Météo: Est-on condamné aux débuts d'été pourris?
Publié

MétéoEst-on condamné aux débuts d'été pourris?

Alors qu’on vient de vivre le mois de juin le plus chaud sur la planète, il a été particulièrement mouillé en Suisse. Explications.

par
Pascale Bieri
Lavaux à mi-juin, la grisaille est de mise.

Lavaux à mi-juin, la grisaille est de mise.

Yvain Genevay

Jamais on n’avait connu un tel mois de juin sur Terre. Avec de si fortes chaleurs. Un record depuis que les relevés de températures, qui datent de 1880, existent. Mais c’est aussi un des mois de juin les plus pourris qu’on ait connus en Suisse, avec de l’eau en cascade, des cultures noyées et des parapluies omniprésents. Bref, alors qu’on sait que les degrés ne vont pas arrêter de grimper, avec le réchauffement climatique, ce genre de scénario en notre défaveur est-il appelé à se renouveler?

«Il y a eu un excédent de pluie, en toutes régions de Suisse centrale et orientale, durant le mois de juin, confirme Vincent Devantay de MeteoNews. A Genève, par exemple, on a enregistré 20% d’eau en plus par rapport à la moyenne, et 30% de plus à La Chaux-de-Fonds.
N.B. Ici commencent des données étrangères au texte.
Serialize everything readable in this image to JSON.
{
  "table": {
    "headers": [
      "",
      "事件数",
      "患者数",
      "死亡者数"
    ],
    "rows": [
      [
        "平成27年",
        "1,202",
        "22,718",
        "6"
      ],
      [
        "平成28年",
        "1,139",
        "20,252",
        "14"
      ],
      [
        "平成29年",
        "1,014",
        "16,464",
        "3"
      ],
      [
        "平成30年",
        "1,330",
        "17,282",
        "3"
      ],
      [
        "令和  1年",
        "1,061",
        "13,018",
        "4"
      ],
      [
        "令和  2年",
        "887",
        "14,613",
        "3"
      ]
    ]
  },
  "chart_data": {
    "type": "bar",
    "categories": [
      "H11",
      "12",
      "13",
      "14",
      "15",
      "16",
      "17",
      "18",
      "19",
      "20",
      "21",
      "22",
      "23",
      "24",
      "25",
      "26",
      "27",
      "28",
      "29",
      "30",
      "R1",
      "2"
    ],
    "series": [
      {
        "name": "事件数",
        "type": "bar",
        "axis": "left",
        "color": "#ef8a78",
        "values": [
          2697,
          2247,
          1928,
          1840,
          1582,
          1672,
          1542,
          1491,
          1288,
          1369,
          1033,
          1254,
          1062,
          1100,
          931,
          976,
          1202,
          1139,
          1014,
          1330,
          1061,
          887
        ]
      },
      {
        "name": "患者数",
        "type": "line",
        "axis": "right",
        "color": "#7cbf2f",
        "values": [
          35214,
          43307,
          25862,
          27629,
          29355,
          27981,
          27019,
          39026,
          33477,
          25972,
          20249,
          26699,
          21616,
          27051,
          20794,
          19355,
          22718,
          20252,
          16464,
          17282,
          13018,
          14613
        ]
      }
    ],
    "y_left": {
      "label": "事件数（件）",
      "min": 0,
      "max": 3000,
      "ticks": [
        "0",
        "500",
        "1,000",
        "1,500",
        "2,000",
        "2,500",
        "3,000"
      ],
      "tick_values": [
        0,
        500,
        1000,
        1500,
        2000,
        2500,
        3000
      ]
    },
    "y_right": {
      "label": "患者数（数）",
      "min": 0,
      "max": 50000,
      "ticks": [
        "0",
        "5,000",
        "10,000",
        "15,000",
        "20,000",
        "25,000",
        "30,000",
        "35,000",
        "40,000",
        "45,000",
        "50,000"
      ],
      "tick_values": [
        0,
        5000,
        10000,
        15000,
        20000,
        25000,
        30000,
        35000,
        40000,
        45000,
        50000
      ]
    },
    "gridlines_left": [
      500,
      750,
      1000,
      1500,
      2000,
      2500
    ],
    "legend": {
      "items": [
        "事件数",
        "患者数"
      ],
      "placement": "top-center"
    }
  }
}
Mais, il est difficile d’établir des liens de cause à effet. Selon certains climatologues, le réchauffement climatique pourrait entraîner un durcissement des phénomènes météorologiques, tels que des chutes de pluie plus intenses. Mais ce ne sont que des prédictions…»

Une période décevante

Du coup, ce mois de juin désastreux restera-t-il exceptionnel? Rien de moins sûr, non plus. Car, si on a tous, dans l’esprit, des fins de printemps où l’on peut profiter de terrasses et de barbecues, elles n’ont, en réalité, jamais été si habituelles. «C’est souvent une période assez décevante, assure Dean Gil, de MétéoSuisse. On associe juin aux petites fleurs et au soleil, alors qu’en réalité le temps est souvent assez maussade. Notre situation géographique, à mi-chemin entre le pôle Nord et l’équateur, fait qu’on a un climat qui alterne entre chaud et froid en fonction des courants. D’ailleurs, certaines années, on a même vu de la neige en plaine à cette période…»

Pas de norme

La loi des séries n’est pas plus vraie. «La météo n’a pas de mémoire, assure encore Dean Gil. Ce n’est pas parce qu’un mois a été mauvais qu’il en sera de même l’année suivante.» Malheureusement, dans le cas précis, l’inverse ne tient pas non plus. Reste qu’une chose est indéniable: on va vers un réchauffement global des températures. Ce qui n’empêche pas, là non plus, qu’il y ait des exceptions. «Il est très rare qu’un mois soit dans la norme, souligne Vincent Devantay. Il y aura toujours des mois plus froids que d’habitude, ou plus pluvieux que d’habitude.»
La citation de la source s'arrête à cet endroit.